Speaking through his Deputy, Engr Tele Ikuru, the Rivers State governor stressed that, “ the issue of revenue mobilization and allocation is core to the heart of the workings of government,’’ pointing out that it was high time a new revenue formula was worked out in the country.
Amaechi insisted that the present revenue allocation sharing formula where the producer gets less than others was unfair and undemocratic, emphasizing that it was an anomaly for the Federal Government to pay less to those who generate more.
Besides, he called for an improved allocation to the local government councils, saying,” if you say the local government areas are development centres, then more funds should be apportioned to them’’, while calling for an equitable sharing principle.
He assured that his administration would continue to partner with the Revenue Mobilization, Allocation and Fiscal Commission (RMAFC) in its sensitization drive on the new revenue formula for states of the federation.

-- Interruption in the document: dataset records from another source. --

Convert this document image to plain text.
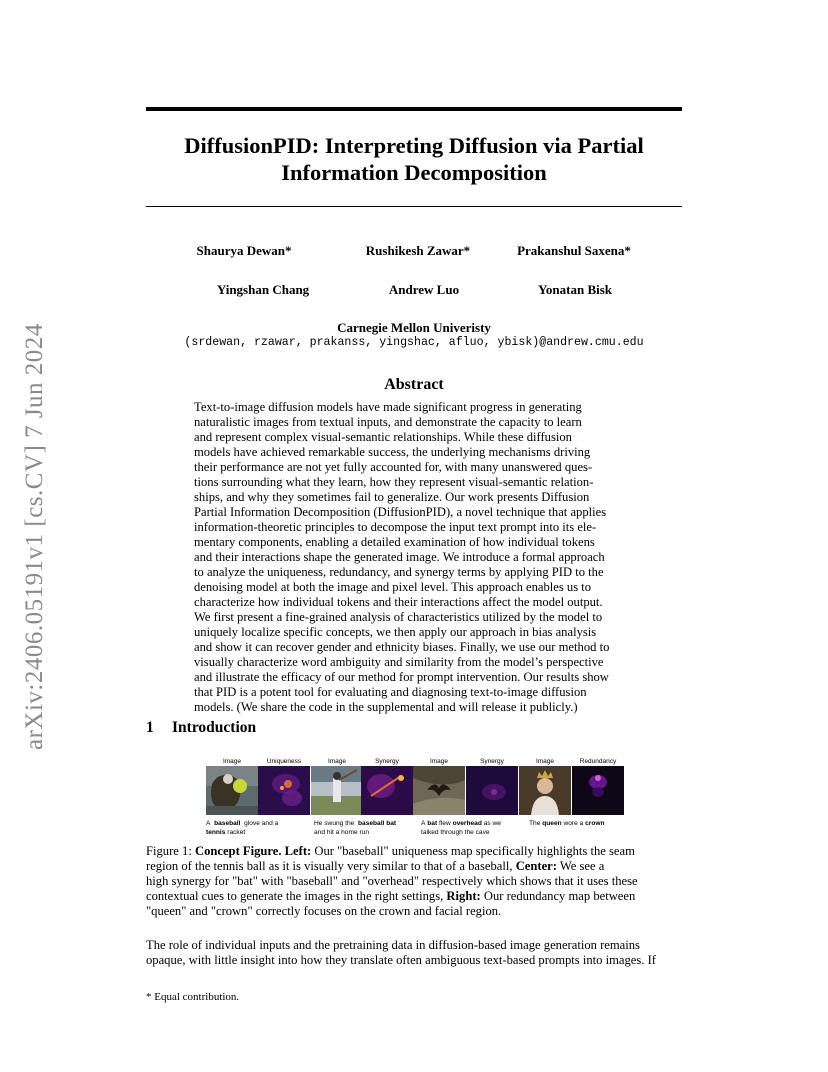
DiffusionPID: Interpreting Diffusion via Partial
Information Decomposition
Shaurya Dewan*	Rushikesh Zawar*	Prakanshul Saxena*
Yingshan Chang	Andrew Luo	Yonatan Bisk
Carnegie Mellon Univeristy
(srdewan, rzawar, prakanss, yingshac, afluo, ybisk)@andrew.cmu.edu
Abstract
Text-to-image diffusion models have made significant progress in generating
naturalistic images from textual inputs, and demonstrate the capacity to learn
and represent complex visual-semantic relationships. While these diffusion
models have achieved remarkable success, the underlying mechanisms driving
their performance are not yet fully accounted for, with many unanswered ques-
tions surrounding what they learn, how they represent visual-semantic relation-
ships, and why they sometimes fail to generalize. Our work presents Diffusion
Partial Information Decomposition (DiffusionPID), a novel technique that applies
information-theoretic principles to decompose the input text prompt into its ele-
mentary components, enabling a detailed examination of how individual tokens
and their interactions shape the generated image. We introduce a formal approach
to analyze the uniqueness, redundancy, and synergy terms by applying PID to the
denoising model at both the image and pixel level. This approach enables us to
characterize how individual tokens and their interactions affect the model output.
We first present a fine-grained analysis of characteristics utilized by the model to
uniquely localize specific concepts, we then apply our approach in bias analysis
and show it can recover gender and ethnicity biases. Finally, we use our method to
visually characterize word ambiguity and similarity from the model’s perspective
and illustrate the efficacy of our method for prompt intervention. Our results show
that PID is a potent tool for evaluating and diagnosing text-to-image diffusion
models. (We share the code in the supplemental and will release it publicly.)
1 Introduction
arXiv:2406.05191v1 [cs.CV] 7 Jun 2024
Image	Uniqueness	Image	Synergy	Image	Synergy	Image	Redundancy
A baseball glove and a
tennis racket
He swung the baseball bat
and hit a home run
A bat flew overhead as we
talked through the cave
The queen wore a crown
Figure 1: Concept Figure. Left: Our "baseball" uniqueness map specifically highlights the seam
region of the tennis ball as it is visually very similar to that of a baseball, Center: We see a
high synergy for "bat" with "baseball" and "overhead" respectively which shows that it uses these
contextual cues to generate the images in the right settings, Right: Our redundancy map between
"queen" and "crown" correctly focuses on the crown and facial region.
The role of individual inputs and the pretraining data in diffusion-based image generation remains
opaque, with little insight into how they translate often ambiguous text-based prompts into images. If
* Equal contribution.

Speaking earlier, the Federal Commissioner and the team leader, Chief Nimi Dambo-Kalabo, noted that the aim of the visit was to have an interactive session with the three arms of the government on the new revenue sharing formula with a view to ensuring that it is just and equitable, adding that “it would be in the interest of the state to bring in what should be done and not what the commission thinks it should be”.
He assured that when once the views of stakeholders were taken, a new and equitable revenue sharing would emerge, as he hinted of plans by the commission to conduct zonal workshops and fora across the country.
The federal commissioner commended the state government for the transformation and development of what he called the ‘’new garden city’’, further expressing appreciation for the hospitality they have received since their arrival.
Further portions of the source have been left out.